Ukrainian soldiers, from the eastern front lines near Poltava to the Sumy province in the north, as well as those in Kyiv province, say they’re exhausted, but that the kind of peace deal with Putin that has been suggested by the new US president is unacceptable.
They believe a decision by Trump to cut aid could force Ukraine into talks, kill more people on the front lines, and leave Russia to rearm, enabling it to take the rest of the country or attack other neighbours.
Still, soldiers here say they’ll fight on with what they’ve got.
Putin’s attacks have targeted Ukraine’s energy sector for more than two years. Last December, the US agreed to fund repairs to the tune of around $800m (£650m). That funding is now in doubt following Trump’s three-month review of all US foreign aid.
“The enemy directs its attacks on civilian infrastructure, on energy,” says one soldier. “We all depend on it. Especially nowadays, most people are accustomed to the convenience. Therefore, civilians cannot do without energy. And military units as well. Everything depends on energy.”
The US has spent about $60bn on military aid to Ukraine, and is the embattled nation’s biggest donor. The aid has included long-range missiles, in limited quantities; anti-aircraft missiles, but not enough; and some tanks and artillery pieces, along with millions of rounds of ammunition.
Along with aid from the European Union of $52bn, that support is being consumed at a vast rate in defending Ukraine’s cities, as well as along a front line that stretches for at least 1,300km.
Now, the air defence team says, Putin’s drone developers are using black paint to hide Shaheds in the night sky, and adding dummy drones to the swarm to distract the teams even further.

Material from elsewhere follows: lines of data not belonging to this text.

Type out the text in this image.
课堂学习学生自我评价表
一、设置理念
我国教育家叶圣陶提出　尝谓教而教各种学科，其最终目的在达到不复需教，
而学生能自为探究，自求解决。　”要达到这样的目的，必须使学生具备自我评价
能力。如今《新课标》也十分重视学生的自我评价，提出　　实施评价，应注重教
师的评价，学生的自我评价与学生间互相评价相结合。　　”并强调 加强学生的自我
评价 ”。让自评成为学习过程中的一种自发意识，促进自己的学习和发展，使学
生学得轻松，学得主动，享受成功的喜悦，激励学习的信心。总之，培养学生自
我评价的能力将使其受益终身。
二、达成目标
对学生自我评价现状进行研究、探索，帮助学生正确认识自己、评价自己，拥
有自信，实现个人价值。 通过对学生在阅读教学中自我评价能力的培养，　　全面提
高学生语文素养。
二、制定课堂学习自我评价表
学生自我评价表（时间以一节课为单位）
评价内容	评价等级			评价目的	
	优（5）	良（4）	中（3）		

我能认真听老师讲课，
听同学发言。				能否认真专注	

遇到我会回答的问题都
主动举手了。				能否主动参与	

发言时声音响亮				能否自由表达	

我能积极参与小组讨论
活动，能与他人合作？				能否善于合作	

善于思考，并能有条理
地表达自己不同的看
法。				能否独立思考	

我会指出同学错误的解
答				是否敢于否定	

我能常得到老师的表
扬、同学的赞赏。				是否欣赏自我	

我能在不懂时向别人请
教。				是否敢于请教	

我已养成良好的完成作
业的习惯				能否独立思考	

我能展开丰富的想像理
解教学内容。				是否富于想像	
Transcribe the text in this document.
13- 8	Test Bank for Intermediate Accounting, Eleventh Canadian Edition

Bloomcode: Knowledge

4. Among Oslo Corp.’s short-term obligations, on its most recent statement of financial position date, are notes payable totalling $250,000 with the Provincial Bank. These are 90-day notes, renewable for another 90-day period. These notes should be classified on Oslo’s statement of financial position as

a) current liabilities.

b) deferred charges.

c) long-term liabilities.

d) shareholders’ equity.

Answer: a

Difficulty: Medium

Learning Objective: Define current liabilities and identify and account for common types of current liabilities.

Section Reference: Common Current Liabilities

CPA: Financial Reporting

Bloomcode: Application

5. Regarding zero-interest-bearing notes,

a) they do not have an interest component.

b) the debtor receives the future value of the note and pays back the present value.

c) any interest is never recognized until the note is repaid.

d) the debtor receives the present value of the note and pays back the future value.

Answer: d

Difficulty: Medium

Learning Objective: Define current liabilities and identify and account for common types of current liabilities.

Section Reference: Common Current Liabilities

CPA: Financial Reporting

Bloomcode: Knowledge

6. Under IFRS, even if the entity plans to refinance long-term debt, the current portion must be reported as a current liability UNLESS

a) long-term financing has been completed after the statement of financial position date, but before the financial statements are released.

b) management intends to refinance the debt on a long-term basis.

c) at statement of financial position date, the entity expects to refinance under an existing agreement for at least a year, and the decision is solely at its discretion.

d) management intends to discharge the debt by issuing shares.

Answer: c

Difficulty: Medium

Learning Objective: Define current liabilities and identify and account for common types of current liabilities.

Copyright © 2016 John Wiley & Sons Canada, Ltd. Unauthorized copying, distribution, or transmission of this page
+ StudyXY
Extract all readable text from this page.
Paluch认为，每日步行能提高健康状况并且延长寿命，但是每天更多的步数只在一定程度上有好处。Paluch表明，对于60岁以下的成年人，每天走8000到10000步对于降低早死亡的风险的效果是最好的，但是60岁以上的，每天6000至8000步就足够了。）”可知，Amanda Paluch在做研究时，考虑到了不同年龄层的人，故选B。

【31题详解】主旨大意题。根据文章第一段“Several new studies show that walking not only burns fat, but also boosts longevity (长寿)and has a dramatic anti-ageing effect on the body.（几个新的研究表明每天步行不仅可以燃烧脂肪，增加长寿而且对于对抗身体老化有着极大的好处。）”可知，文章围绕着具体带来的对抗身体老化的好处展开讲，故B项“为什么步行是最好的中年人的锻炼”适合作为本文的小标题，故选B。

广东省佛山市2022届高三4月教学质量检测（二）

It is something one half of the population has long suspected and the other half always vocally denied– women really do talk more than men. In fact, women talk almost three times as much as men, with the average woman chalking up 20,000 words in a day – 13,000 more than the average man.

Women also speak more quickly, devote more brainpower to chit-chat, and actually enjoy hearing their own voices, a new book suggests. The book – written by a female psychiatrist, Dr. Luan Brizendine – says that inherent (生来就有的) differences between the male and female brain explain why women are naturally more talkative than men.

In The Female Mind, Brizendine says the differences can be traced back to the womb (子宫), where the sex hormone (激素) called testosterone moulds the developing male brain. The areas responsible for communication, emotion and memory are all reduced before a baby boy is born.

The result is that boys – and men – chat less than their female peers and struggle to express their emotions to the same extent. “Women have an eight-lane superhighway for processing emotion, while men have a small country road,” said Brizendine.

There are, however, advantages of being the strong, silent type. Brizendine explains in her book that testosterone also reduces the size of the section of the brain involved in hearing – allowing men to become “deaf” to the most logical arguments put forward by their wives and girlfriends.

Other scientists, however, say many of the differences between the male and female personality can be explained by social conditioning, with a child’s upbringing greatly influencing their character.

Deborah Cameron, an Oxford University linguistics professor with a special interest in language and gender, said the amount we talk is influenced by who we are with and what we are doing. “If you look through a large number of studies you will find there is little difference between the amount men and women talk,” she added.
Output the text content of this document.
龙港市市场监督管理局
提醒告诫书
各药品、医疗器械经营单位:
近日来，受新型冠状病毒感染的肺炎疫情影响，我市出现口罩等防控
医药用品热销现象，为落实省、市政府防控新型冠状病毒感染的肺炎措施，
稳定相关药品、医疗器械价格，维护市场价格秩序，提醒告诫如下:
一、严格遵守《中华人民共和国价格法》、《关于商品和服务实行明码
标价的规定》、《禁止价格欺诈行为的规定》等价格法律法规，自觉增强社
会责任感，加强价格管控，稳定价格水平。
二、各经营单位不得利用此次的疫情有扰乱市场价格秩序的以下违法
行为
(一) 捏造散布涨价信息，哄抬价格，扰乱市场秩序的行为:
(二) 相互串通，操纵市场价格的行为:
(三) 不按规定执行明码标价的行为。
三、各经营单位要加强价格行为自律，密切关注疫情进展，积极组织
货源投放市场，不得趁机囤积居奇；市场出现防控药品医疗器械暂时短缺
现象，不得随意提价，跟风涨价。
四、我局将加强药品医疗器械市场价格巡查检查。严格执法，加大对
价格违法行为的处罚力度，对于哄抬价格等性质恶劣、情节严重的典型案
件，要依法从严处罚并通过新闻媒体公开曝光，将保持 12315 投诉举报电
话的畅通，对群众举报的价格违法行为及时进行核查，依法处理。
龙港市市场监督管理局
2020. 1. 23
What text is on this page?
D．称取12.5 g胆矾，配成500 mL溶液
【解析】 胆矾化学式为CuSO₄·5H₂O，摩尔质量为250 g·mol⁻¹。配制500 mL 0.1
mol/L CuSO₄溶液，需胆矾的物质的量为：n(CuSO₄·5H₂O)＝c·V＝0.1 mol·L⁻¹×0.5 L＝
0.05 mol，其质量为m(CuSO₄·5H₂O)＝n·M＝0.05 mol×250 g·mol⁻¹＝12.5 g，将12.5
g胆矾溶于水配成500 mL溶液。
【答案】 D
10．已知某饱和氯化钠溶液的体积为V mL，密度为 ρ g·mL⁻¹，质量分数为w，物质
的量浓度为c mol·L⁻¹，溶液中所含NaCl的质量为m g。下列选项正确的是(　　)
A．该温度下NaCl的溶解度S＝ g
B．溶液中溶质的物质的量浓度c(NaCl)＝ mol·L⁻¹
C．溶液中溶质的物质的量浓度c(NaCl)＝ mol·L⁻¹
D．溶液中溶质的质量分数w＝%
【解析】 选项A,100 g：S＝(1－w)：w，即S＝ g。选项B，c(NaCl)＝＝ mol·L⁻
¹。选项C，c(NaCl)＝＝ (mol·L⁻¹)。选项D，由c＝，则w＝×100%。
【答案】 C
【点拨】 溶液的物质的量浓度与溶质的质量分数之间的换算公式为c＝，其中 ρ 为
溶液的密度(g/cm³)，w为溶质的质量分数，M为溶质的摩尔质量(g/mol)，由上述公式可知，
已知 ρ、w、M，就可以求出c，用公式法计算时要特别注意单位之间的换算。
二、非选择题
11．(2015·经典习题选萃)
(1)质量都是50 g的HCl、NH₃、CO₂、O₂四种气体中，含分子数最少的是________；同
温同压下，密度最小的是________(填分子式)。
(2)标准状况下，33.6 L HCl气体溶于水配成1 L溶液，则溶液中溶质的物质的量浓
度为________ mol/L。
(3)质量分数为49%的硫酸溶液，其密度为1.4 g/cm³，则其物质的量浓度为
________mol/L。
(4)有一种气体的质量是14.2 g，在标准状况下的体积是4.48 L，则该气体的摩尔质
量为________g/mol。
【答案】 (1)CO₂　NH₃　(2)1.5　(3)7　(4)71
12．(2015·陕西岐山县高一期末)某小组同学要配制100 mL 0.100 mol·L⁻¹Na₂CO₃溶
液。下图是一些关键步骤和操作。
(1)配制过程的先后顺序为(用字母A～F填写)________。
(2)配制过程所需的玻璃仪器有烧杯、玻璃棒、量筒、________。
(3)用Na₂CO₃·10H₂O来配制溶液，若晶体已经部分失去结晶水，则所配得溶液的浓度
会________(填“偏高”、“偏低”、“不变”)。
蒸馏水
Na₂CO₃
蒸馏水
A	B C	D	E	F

The use of dummies may also be a sign that Russian resources are running low. Other frontline units fighting in Kursk and on the eastern front have said they are detecting a fall-off in artillery and the use of armoured vehicles among Russian forces.
“We’re seeing drones carrying old pipes, plastic jerry cans – and sometimes some explosives, as well as the Shaheds,” adds a senior air-force officer in Kyiv.